Reputation: 1293
I'm trying to separate elements from a list into different columns of a pandas dataframe. Essentially I want, for every tenure
option - i.e. Detached, Semi-detached, columns like detached_price
, detached_cost
, detached_rooms
and detached_asking
, then the same for Semi-detached, Terraced, Flats etc.
p = [{'br8': [{'tenure': 'Detached',
'data': ['£1,248,554', '£571', '4.3', '£1,063,001']},
{'tenure': 'Semi-detached',
'data': ['£581,968', '£499', '3.3', '£587,188']},
{'tenure': 'Terraced', 'data': ['£520,725', '£516', '3.0', '£474,719']},
{'tenure': 'Flats', 'data': ['£424,898', '£516', '2.0', '£394,092']}]}]
I've tried this so far, but it won't parse the columns correctly. Does anybody have any advice or direction as to how to achieve my goal here?
pd.DataFrame.from_records(p).T
My desired output is:
detached_price, detached_cost, detached_rooms, detached_asking, semi_detached_price, etc etc
br8 £1,248,554, £571 , 4.3 , £1,063,001, £581,968
Upvotes: 1
Views: 134
Reputation: 23099
This will be quite a long dataframe, but the below should work :
first we import some modules, and assign your columns, I'm assuming you have a full set of data and no NA values. if you do, you'll need to figure out a way to map your ask, cost, room into your dataframe.

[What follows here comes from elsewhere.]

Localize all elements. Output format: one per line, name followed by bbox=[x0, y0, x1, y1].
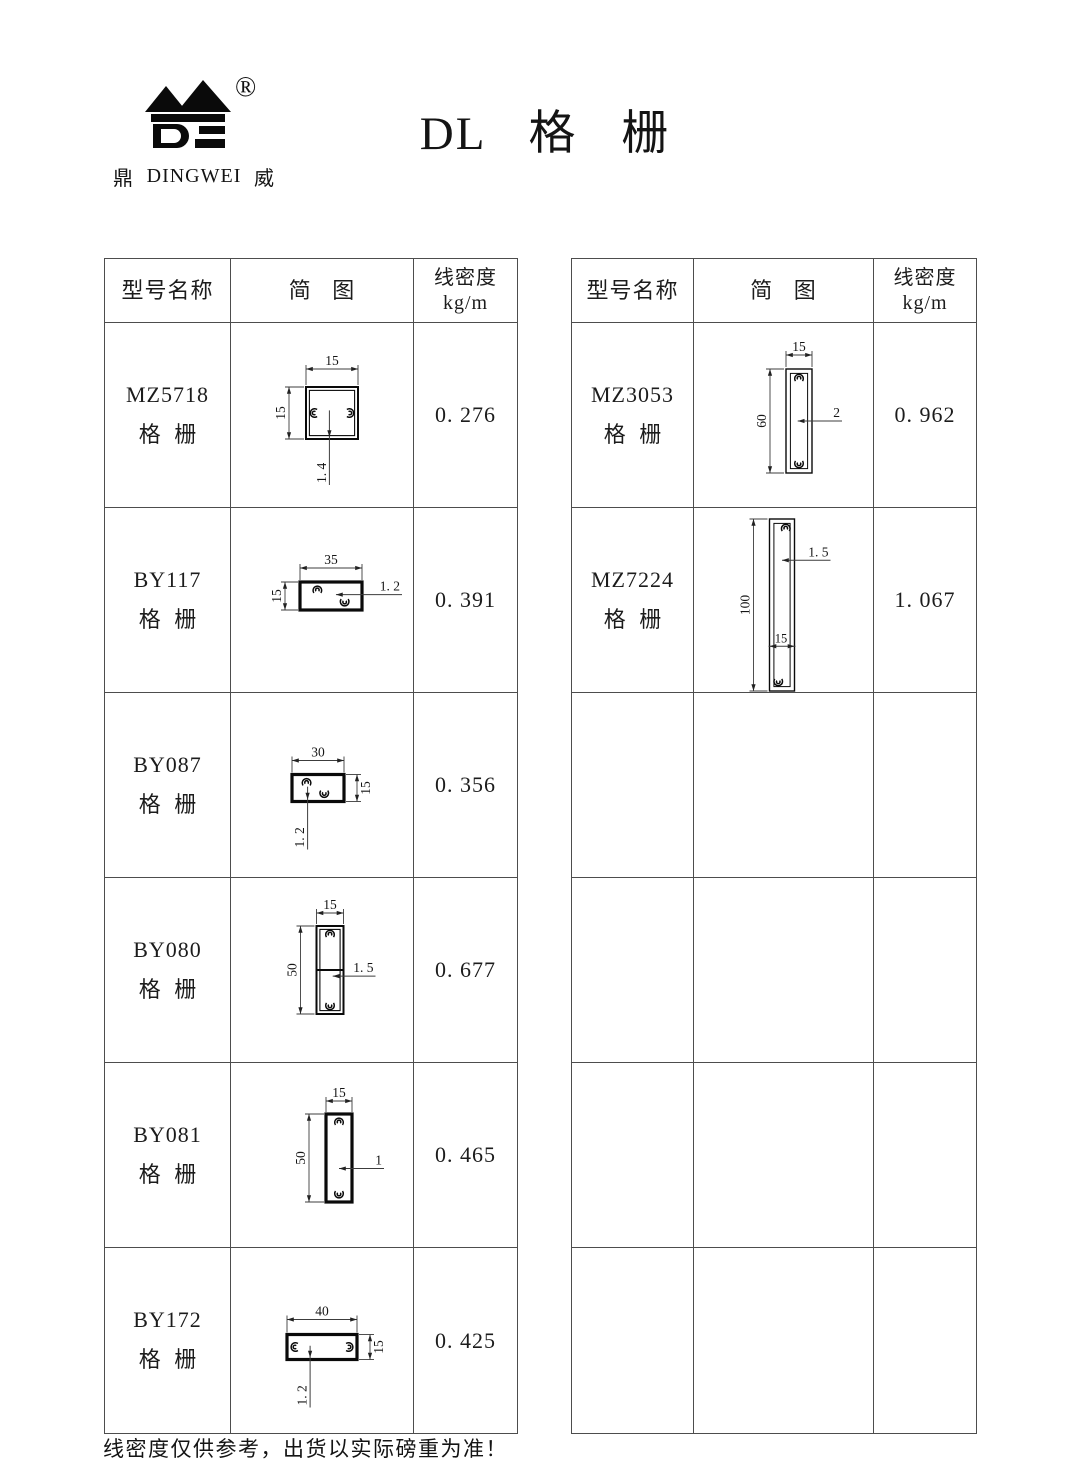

from collections import defaultdict
from itertools import cycle
import pandas as pd
dfs = defaultdict(list)
for index,y in p[0].items():
for _ in y:
for key, value in _.items():
dfs[key].append(value)
dfs['index'] = index
df = pd.DataFrame(dfs).set_index('index')
df = df.explode('data')
status = cycle( ['price','cost','room','ask'])
df['status'] = [next(status) for stat in range(len(df))]
df['tenure'] = df['tenure'] + '_' + df['status']
final = pd.crosstab(df.index,df.tenure,values=df.data,aggfunc='first')
print(final.iloc[:,:4])
tenure Detached_ask Detached_cost Detached_price Detached_room
postcode?
br8 £1,063,001 £571 £1,248,554 4.3
Upvotes: 1